Each participant will consider the creation of vows and then write the program together. Using huge ink brushes and sheets of paper spread on the floor, the bride and groom will write or draw important aspects of their life leading up to the marriage. After the vows are exchanged, they will draw together their aspirations for the future.
The performance will be presented around and under the Upper Gallery installation “united nations – 7561 kilometers.” The installation, 21st in a worldwide series, is a collection of hair from around the world brought together into a monument symbolizing the unification of cultures.
Meanwhile, showing in the Lower Gallery are “New Acquisitions: Local and Global Contemporary Photography,” which closes in May; and “Marsden Hartley: Image and Identity,” which closes Dec. 18 and is the focus of a museum symposium on Nov. 5 and 6.
The artist’s vision
Gu was active in the Chinese avant-garde before emigrating to the United States in 1987.

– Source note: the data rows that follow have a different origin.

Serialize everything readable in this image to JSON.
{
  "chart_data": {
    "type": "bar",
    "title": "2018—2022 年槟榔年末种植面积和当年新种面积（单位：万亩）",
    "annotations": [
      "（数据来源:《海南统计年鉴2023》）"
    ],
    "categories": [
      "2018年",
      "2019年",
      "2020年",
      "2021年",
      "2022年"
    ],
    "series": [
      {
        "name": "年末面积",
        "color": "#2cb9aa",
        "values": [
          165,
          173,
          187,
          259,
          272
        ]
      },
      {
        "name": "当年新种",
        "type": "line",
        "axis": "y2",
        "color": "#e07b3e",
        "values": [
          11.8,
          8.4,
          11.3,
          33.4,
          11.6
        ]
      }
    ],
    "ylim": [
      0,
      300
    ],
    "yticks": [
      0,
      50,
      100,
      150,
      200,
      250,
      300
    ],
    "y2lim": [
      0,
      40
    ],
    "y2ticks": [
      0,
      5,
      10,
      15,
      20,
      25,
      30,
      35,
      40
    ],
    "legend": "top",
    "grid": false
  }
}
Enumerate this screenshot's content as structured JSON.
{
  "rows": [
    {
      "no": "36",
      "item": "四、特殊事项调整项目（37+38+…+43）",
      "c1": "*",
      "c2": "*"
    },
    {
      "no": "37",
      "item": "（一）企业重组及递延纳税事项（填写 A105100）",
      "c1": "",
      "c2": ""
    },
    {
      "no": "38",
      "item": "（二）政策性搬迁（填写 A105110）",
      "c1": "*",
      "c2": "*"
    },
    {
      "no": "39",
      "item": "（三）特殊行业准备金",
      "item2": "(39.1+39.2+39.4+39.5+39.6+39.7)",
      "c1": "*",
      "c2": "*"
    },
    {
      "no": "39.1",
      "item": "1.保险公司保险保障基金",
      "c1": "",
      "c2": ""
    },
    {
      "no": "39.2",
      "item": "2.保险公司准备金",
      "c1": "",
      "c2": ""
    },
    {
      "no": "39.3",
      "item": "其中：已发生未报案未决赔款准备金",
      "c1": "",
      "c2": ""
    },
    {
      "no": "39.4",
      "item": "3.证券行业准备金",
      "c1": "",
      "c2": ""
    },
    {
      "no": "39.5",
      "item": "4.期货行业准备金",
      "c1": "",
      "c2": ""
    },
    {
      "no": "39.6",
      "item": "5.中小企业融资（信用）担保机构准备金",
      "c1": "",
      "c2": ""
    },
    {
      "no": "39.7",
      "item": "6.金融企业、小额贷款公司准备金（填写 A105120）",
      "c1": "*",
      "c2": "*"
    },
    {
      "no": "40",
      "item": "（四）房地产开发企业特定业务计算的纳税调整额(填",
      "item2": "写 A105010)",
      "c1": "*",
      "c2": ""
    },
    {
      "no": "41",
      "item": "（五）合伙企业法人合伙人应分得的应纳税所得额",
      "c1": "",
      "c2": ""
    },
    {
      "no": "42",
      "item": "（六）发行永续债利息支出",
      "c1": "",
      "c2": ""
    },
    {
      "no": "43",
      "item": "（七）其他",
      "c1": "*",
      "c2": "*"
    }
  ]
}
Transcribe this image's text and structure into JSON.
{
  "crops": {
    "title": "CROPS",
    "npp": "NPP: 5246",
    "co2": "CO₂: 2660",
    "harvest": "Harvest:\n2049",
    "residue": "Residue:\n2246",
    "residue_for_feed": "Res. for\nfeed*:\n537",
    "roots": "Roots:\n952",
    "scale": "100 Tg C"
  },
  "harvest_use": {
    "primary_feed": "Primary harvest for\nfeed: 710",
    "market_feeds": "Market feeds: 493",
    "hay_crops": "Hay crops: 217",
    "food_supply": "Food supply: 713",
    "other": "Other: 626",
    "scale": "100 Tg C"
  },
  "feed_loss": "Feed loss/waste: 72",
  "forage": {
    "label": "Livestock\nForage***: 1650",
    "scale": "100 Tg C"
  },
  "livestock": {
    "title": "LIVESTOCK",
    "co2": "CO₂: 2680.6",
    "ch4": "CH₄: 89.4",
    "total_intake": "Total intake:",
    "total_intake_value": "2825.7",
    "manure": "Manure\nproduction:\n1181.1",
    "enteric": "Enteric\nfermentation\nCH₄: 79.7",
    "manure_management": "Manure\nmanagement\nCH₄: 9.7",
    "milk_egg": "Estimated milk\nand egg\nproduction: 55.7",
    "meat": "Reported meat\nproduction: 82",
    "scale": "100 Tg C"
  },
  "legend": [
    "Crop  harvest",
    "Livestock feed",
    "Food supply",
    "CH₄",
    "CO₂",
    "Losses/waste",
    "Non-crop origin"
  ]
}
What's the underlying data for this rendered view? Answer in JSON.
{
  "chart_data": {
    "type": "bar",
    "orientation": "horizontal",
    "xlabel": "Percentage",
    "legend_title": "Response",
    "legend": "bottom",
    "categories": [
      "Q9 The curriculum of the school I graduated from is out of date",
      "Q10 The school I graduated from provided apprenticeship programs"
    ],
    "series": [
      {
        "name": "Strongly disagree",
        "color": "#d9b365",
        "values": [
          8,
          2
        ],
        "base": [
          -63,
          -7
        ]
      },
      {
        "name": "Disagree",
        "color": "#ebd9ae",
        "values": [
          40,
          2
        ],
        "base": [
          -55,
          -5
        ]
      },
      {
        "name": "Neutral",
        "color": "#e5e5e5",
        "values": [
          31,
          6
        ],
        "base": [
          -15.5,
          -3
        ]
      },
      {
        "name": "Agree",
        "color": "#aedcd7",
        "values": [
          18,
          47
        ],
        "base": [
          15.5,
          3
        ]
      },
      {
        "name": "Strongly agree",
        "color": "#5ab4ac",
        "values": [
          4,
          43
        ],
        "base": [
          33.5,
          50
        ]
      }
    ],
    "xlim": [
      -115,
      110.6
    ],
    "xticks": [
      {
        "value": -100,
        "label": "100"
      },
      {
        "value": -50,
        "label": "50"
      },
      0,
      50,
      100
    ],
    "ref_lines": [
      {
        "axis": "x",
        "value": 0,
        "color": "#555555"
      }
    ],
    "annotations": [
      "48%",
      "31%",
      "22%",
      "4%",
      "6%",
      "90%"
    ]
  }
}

“Wenda Gu’s work is timely in its ambitious attempt to address in artistic terms the issue of globalism that dominates discussions of contemporary economics, society and culture. The enormous scope of his vision – conceiving of his artwork as existing over time and space and not constrained by convention, language or national boundaries – is remarkable,” Bessire writes in the exhibition publication, the first major scholarly publication on Gu.
Bessire edited the publication and, with counterparts at museums in Kansas and Texas, co-curated the exhibition.